We now know humans aren't naturally wired for teamwork. And organizational psychologist J.Richard Hackman sets forth five conditions that must be in place for collaboration to actually happen in a workplace setting. But, say you've got those factors in place — what else needs to be done in order for teamwork to just... work?
That's where these 4 collaboration secrets come in.
Gleaned from high-performance teams across some of the brightest stars in the startup and business worlds, these tips and strategies are guaranteed to uplevel your teamwork in ways that might surprise even your most jaded team members.
It all depends, however, on how ready you are as a leader to step into some uncharted territories.
Collaboration Secret 1: Let Everyone Speak Equally
If you're talking 90% of the time at your team or department meeting, chances are, no one's collaborating. Here's a tip for you: learn to shut up and pass the ball.
A study on team effectiveness done by Google's People Operations group found that when teams had equal chances to talk, they:
- Were less likely to leave their job
- Were more likely to use diverse ideas in their work
- Brought in more revenue
- Were rated as effective twice as often by executives
This is the logic behind the daily standup meetings in an Agile team: everyone gets a chance to speak so they can highlight their work and their roadblocks. And if people take a struthious attitude when it's their turn to speak? The positive peer pressure of everyone taking turns encourages even your quieter members to come out of their shells and participate.
TIP: Psychological safety — the feeling of security that no one will mock you or shut down your ideas when you speak — is essential to collaborative teamwork. If people aren't given a chance to speak, you think they'll feel secure enough to contribute to an ongoing project? Absolutely positively not.
Collaboration Secret 2: Take Risks Together
Is everyone playing it safe? No new, unique ideas or startling discoveries? That's because no one is taking risks.
It goes back to that psychological safety. If people on your team feel that the others don't have their backs, they're not going to do anything risky that would open them up to criticism or reprimand.
Why would they try a new process if they'll only be blamed if it fails? Better to coast along and stick to tried-and-true formulas even if they don't yield massive success. After all, safety and status quo are more desirable than trying something drastically different and being ridiculed for it.

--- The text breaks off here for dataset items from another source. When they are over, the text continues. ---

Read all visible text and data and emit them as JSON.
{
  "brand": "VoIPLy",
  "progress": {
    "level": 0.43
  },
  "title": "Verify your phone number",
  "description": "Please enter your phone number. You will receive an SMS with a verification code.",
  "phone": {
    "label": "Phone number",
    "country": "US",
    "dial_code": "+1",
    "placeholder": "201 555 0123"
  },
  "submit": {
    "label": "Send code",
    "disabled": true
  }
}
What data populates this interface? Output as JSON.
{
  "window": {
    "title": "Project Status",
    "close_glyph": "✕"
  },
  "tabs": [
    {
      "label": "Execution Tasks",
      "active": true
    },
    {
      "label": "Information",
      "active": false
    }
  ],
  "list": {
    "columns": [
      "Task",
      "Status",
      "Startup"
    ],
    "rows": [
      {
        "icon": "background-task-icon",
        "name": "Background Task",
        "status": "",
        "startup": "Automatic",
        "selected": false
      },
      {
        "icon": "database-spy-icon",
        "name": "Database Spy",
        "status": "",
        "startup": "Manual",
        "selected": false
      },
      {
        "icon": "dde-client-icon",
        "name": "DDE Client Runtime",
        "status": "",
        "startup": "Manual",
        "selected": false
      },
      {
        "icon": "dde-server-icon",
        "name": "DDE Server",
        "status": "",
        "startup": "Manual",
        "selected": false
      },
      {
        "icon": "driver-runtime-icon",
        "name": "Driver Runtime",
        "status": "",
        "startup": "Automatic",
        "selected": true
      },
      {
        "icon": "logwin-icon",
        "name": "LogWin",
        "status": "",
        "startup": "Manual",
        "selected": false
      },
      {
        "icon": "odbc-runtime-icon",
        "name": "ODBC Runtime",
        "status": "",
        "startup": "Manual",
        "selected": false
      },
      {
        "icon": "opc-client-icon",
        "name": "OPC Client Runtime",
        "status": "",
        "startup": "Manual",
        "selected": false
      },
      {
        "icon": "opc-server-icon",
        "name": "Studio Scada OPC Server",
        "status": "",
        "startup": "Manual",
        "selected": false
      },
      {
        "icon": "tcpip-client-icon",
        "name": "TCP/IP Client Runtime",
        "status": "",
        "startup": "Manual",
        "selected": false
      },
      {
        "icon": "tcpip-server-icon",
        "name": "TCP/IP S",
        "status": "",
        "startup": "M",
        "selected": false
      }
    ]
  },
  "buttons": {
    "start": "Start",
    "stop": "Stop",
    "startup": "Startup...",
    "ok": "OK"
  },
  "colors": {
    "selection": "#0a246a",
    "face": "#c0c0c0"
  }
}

Here's the big problem with playing it safe: you can't increase your business velocity or even innovate at the speed of customer demands without taking risks.
TIP: Here's my question for you: are you taking risks yourself? And are you admitting your mistakes when you fail? Your team will follow your example. If you want them to take risks, you've got to lead.
Furthermore, are you creating an atmosphere where it's safe for your team to be bold and adventurous in trying new tactics?
Collaboration Secret 3: Clarify Expectations
In our Work Management Survey, we asked over 1,400 office workers what factors led to work-related stress. And among the top 10 answers were: unrealistic goals for projects (49%) and unclear task accountability (44%).
Time and again, you'll find that clarity and transparency — whether you're talking about goals, deadlines, or assignments — helps relieve the tension of the unknown. Your workers will know where they stand because it's clear what's expected of them. End result? Your team can be mentally free to work out the Gordian knots in their projects without the stress of uncertainty.
Collaboration Secret 4: Do Work That Matters
If you want happy, engaged workers who are motivated to get their work done, then author Daniel Pink points to three factors: worker autonomy, mastery of skills, and purpose in their work.
The added bonus of imbuing your daily tasks with a purpose is that it energizes teammates to work more fluidly together. When you can see how your work benefits a cause larger than the individual, this drives you not only to do outstanding work but to collaborate selflessly with your team.
Time For You To Lead The Way
I challenge you to count how many organizations you've been in that practice the above four collaboration secrets. My guess? One. Maybe two if you're lucky.
But the real reason why so few companies practice these strategies? They lack courageous leaders who will stand up and protect a healthy and collaborative work culture.
Are you ready to change that? Then take a stand. Be bold. Lead the way.